Payrolls Rise in August, But Labor Market is Cooling

Tuesday, September 5th, 2023

Today's jobs report revealed that the US labor market, while still adding jobs, shows clear signs of cooling. Payrolls increased by 187,000 in August. However, jobs added in June and July were revised down by a combined 110,000, bringing the three-month average employment change to just under 150,000, the lowest level since December 2019. Earlier data from JOLTS (Job Openings and Labor Turnover Survey) showed that job openings, voluntary quits, and hiring were down—all of which points to a cooling job market, which the Fed should view constructively.

Average hourly earnings increased by 4.3 percent year-over-year in August, showing wage gains continue to slow since last year's peak of 5.9 percent. Still, the rate of wage growth is well above prepandemic levels and is likely continuing to contribute to underlying consumer inflation. Given persistent signs of strength in consumer spending despite gradual cooling in the labor market—and elevated wage and consumer price inflation—we expect the Federal Reserve will raise interest rates at least once more before the end of 2023.

Unemployment rate ticked up in August

The Household Survey revealed that the unemployment rate rose to 3.8 percent in August from 3.5 percent in July. The increase can be attributed to the change in the labor force participation rate, which edged up by 0.2 percentage points to 62.8 percent. While participation rose, August's data reflects a 514,000 increase in the number of unemployed persons compared to a 222,000 rise in the number of employed persons.
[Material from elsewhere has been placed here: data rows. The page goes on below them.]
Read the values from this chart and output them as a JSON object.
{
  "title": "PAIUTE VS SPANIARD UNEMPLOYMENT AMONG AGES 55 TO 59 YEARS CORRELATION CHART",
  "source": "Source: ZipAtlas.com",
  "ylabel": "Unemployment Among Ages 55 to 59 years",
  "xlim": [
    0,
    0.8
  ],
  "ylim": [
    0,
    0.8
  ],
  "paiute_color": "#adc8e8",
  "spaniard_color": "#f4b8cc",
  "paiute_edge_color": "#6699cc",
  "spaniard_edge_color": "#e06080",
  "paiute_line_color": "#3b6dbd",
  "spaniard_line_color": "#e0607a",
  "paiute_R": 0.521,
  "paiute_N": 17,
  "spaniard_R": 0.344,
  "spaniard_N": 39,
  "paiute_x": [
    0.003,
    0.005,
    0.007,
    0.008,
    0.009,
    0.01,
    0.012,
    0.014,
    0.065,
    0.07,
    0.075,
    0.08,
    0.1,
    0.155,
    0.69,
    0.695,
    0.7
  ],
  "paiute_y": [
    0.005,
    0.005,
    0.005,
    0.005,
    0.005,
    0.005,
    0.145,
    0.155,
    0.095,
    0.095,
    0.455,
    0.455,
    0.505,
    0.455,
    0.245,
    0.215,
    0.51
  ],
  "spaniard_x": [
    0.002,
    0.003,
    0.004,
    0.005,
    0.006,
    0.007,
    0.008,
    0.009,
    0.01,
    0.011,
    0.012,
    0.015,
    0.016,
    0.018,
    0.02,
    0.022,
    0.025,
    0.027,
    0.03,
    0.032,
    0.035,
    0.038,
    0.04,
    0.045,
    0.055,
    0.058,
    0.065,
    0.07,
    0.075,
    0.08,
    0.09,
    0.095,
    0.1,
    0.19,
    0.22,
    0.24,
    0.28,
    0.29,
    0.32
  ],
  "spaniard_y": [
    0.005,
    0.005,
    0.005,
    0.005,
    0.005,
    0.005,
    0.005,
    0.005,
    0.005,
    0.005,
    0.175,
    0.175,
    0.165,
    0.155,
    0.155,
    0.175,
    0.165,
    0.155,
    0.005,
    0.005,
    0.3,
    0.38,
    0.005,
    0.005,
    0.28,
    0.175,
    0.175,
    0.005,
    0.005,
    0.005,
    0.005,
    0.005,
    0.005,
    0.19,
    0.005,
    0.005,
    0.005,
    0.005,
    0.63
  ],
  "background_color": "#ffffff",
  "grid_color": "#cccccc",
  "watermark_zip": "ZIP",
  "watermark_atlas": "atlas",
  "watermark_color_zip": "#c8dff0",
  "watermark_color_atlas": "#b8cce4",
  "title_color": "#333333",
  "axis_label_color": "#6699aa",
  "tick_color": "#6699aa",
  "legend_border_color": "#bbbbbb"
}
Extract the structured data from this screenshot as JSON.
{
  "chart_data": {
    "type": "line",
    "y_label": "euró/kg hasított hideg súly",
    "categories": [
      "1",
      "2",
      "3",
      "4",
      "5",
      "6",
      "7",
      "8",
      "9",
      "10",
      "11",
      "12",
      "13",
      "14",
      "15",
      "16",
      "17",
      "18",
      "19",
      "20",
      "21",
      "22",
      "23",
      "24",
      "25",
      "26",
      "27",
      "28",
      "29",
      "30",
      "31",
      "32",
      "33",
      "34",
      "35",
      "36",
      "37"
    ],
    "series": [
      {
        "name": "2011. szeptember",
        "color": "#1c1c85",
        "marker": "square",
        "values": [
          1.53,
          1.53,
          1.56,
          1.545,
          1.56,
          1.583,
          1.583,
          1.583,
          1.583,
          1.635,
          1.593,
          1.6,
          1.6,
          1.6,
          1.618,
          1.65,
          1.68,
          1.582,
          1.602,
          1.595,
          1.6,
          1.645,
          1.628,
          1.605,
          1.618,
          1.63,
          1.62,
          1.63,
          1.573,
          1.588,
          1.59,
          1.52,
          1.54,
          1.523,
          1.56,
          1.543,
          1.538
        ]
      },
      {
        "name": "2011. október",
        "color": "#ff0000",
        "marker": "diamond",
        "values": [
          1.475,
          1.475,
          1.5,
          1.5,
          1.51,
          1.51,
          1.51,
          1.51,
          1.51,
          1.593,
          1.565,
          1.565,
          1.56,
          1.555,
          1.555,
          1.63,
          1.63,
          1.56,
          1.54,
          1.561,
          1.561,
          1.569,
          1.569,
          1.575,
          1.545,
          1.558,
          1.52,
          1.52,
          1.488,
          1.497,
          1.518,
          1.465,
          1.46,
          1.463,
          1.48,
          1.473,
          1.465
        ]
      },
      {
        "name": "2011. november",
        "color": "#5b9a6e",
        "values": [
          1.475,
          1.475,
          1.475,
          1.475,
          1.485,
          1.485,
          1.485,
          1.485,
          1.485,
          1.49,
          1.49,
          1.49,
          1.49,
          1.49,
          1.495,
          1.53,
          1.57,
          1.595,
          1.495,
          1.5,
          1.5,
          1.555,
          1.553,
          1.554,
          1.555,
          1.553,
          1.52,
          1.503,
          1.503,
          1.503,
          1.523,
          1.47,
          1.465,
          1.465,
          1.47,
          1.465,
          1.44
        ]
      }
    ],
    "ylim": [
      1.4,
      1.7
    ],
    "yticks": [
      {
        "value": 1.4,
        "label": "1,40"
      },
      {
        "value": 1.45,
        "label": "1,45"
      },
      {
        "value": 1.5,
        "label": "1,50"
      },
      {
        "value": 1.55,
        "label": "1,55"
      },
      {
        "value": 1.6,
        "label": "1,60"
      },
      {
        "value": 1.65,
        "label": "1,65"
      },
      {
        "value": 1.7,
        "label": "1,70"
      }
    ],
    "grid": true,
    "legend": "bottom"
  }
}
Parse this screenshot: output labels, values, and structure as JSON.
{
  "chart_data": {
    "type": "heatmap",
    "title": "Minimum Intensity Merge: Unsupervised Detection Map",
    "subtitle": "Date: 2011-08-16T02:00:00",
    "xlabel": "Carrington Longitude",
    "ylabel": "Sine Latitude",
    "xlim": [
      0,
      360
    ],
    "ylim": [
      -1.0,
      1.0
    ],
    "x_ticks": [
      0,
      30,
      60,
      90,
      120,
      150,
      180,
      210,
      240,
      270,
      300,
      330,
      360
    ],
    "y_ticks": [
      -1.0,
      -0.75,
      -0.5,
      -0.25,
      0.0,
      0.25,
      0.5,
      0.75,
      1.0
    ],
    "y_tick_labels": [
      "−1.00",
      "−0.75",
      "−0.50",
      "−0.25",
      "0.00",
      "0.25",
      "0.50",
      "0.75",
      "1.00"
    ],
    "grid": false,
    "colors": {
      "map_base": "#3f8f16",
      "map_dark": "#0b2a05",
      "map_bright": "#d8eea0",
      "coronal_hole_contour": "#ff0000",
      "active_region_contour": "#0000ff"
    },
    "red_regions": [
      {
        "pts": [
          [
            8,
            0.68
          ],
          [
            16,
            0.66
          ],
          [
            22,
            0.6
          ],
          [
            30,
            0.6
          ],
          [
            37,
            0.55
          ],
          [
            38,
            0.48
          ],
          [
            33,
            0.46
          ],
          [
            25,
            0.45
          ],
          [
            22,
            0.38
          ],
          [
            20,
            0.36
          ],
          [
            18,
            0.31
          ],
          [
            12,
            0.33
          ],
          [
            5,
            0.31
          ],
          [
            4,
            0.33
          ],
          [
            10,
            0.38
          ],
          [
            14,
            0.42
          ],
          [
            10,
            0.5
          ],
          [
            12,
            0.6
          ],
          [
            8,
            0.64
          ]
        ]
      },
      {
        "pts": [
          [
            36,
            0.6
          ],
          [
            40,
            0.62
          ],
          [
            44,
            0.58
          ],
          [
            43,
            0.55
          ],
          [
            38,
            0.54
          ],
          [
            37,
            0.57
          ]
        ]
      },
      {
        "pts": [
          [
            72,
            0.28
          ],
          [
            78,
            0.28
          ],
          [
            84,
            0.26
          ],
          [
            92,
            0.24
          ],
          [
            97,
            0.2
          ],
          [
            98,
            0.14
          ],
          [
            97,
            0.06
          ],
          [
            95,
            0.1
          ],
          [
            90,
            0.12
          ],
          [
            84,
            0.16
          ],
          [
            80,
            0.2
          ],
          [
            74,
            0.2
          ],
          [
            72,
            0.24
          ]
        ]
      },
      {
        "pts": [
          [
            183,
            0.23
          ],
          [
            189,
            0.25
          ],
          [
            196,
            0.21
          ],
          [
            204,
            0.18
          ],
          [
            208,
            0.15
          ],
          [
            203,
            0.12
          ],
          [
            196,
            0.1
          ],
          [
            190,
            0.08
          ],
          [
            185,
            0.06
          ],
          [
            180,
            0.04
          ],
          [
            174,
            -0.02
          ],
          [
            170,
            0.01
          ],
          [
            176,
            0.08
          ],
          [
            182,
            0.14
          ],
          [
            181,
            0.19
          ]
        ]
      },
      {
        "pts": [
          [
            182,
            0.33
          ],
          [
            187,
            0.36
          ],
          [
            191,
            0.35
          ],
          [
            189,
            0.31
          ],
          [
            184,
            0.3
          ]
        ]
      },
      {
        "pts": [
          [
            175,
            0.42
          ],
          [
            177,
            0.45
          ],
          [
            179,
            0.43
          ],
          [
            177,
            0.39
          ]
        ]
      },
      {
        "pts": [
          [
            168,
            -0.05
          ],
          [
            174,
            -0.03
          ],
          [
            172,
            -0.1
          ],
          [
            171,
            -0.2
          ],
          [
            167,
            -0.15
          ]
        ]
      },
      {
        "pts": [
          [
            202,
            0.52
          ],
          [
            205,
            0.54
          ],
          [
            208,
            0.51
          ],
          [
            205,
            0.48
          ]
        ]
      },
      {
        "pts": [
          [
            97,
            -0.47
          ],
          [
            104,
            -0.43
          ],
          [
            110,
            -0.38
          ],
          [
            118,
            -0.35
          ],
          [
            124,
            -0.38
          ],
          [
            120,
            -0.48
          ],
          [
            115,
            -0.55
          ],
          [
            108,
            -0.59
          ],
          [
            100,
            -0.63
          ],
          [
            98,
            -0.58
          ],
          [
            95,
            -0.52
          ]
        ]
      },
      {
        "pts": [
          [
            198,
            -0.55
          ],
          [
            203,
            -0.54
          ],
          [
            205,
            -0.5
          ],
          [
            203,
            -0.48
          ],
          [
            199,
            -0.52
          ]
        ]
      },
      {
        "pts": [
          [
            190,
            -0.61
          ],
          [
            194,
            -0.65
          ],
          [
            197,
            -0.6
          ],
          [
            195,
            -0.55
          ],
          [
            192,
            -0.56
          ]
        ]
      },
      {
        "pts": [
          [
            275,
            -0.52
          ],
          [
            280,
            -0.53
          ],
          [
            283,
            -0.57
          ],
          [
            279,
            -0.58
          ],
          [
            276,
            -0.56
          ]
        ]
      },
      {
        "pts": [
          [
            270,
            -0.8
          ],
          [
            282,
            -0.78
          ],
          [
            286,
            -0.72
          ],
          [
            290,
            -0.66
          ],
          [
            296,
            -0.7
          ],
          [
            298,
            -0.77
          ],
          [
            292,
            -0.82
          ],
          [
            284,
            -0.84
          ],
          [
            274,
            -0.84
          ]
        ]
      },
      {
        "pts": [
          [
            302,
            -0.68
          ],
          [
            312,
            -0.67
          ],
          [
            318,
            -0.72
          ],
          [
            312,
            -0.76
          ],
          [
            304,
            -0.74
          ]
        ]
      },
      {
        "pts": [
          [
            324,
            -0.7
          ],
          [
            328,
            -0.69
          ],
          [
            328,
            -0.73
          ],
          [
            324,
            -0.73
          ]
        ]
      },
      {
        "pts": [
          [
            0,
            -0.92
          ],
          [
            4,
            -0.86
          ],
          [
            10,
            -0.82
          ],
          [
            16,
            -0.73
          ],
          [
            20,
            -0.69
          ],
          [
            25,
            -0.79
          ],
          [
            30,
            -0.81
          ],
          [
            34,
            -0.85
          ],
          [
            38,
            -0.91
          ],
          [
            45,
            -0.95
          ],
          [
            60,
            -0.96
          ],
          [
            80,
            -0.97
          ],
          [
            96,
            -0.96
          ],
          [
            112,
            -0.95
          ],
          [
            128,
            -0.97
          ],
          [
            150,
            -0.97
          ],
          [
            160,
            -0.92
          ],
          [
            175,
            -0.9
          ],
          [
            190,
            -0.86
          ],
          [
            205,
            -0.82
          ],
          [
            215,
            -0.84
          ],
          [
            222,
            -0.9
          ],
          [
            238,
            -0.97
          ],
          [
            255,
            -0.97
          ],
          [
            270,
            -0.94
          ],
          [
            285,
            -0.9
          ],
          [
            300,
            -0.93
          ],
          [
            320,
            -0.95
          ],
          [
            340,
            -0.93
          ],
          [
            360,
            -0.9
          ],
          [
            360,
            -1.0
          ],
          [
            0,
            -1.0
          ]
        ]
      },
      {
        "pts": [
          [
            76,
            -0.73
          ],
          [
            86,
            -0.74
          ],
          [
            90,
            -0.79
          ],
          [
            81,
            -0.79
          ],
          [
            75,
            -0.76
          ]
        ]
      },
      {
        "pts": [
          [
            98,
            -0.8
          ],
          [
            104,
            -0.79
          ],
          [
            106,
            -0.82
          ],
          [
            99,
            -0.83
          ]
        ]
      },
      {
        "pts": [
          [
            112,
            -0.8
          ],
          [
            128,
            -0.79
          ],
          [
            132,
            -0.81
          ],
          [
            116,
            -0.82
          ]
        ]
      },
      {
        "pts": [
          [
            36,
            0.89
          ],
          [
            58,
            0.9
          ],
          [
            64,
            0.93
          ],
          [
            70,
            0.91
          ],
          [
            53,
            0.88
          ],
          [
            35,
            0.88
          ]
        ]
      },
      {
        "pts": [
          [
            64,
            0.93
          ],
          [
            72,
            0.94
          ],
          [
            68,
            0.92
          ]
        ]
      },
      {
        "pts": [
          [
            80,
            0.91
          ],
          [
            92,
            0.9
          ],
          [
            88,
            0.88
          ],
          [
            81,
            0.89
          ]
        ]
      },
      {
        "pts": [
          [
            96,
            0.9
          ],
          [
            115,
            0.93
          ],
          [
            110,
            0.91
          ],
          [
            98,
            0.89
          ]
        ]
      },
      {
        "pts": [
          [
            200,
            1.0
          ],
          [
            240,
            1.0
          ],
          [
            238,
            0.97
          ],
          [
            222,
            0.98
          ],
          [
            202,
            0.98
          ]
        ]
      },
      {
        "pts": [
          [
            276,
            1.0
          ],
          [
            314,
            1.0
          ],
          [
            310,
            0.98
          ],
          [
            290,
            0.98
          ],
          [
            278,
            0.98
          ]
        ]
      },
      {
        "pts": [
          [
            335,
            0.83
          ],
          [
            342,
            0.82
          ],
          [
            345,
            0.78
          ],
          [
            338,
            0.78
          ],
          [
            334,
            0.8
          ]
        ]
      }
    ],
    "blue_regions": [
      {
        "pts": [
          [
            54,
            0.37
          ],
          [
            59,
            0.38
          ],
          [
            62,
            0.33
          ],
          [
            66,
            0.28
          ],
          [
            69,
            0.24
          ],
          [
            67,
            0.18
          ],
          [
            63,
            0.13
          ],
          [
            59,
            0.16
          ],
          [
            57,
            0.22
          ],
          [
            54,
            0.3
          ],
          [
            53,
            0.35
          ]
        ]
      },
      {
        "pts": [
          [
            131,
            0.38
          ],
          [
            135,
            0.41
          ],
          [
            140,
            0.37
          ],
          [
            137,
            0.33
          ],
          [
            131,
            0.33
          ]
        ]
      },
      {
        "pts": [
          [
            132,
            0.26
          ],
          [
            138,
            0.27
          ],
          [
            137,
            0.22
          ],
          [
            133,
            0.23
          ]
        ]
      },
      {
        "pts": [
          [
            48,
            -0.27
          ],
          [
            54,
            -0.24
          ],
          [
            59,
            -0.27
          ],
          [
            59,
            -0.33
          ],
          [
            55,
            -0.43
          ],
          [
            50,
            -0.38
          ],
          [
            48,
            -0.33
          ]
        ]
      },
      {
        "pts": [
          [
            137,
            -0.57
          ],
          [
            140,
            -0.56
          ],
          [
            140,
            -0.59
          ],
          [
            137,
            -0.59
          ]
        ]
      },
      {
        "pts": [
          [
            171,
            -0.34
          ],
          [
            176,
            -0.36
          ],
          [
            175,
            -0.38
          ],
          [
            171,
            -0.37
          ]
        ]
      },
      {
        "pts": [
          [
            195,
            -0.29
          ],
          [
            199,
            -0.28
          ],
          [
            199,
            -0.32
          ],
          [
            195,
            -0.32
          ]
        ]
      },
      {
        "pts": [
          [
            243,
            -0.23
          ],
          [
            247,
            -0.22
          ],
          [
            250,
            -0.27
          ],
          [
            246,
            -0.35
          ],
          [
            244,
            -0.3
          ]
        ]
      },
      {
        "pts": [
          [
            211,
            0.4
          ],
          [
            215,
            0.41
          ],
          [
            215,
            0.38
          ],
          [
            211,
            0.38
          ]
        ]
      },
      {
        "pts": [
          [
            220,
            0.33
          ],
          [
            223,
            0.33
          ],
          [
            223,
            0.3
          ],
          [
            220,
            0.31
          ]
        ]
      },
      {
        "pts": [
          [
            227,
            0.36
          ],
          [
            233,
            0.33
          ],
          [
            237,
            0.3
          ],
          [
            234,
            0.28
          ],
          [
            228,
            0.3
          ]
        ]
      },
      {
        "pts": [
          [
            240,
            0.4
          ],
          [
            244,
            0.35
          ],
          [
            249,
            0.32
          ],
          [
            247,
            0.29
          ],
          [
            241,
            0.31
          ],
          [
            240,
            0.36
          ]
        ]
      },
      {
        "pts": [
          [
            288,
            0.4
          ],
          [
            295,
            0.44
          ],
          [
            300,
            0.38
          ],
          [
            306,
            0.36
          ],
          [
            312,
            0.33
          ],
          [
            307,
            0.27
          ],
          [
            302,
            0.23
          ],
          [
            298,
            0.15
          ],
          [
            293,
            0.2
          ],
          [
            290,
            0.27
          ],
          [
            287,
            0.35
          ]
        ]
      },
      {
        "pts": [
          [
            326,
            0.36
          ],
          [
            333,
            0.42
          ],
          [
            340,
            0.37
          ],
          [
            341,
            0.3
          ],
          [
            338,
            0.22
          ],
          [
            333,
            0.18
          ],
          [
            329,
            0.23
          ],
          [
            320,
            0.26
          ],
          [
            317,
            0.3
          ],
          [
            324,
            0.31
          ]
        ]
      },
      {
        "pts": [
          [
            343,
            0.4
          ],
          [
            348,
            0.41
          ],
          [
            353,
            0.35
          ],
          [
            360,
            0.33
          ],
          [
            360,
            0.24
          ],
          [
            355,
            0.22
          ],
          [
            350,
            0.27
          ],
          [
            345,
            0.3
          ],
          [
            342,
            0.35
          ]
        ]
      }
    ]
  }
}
Participation increased for all age groups, with the largest gains occurring in younger populations. In August, labor force participation rose by 0.6 percentage points to 71.2 percent in the 20–24 age group, and by 1.2 ppts to 36.9 percent in the 16-19 age group. However, labor force participation in the 20-24 age group—as well as among older workers (65+)—remains lower than prepandemic levels. As a result, overall labor force participation remains 0.5 ppts below the February 2020 level.

In-person services lead job gains

The Establishment Survey revealed that the largest gains in payrolls were in in-person services. Three sectors—health care (+70,900), social assistance (+26,400), and leisure and hospitality (+40,000)—accounted for 73 percent of job gains in August. These industries still face labor shortages with job openings remaining elevated. Indeed, they are expected to add jobs even during a downturn.

The construction industry also added jobs (+22,000) in August, with gains concentrated in nonresidential construction fueled by increased federal infrastructure spending and factory-building. Other notable job gains were recorded in manufacturing (+16,000) and professional and business services (+19,000).

Signs of further cooling ahead

Recent trends in consumers' behavior shifting their spending away from goods and towards services continued in August. Industries that added jobs during the pandemic recorded further job losses in August. Transportation and warehousing recorded job losses of −34,200, which include 30,000 layoffs from Yellow Corporation. The information services sector saw jobs losses of −15,000, mostly attributed to the Hollywood worker strikes. This sector has also cut jobs due to layoffs in the tech industry since November. Temporary help services—a leading indicator for hiring—continued to shed jobs, losing another −18,900 in August. This brought the cumulative losses in the industry to −241,500 in total since its peak in March 2022.

We see clear signs of a cooling labor market in recent data, given declines in job openings and voluntary quits, a rising unemployment rate, and the negative shift in consumer confidence for the labor market outlook. The Conference Board forecasts a short and shallow recession by the end of 2023 into early 2024, as high interest rates, declining pandemic savings, and the resumption of mandatory student loan repayments are all likely to negatively impact consumer spending.

As the economy slows, we expect the unemployment rate will rise further. However, once we are out of recession, labor demand will likely recover quickly as the economy rebounds. In the long term, labor shortages are expected to persist as the population continues to age.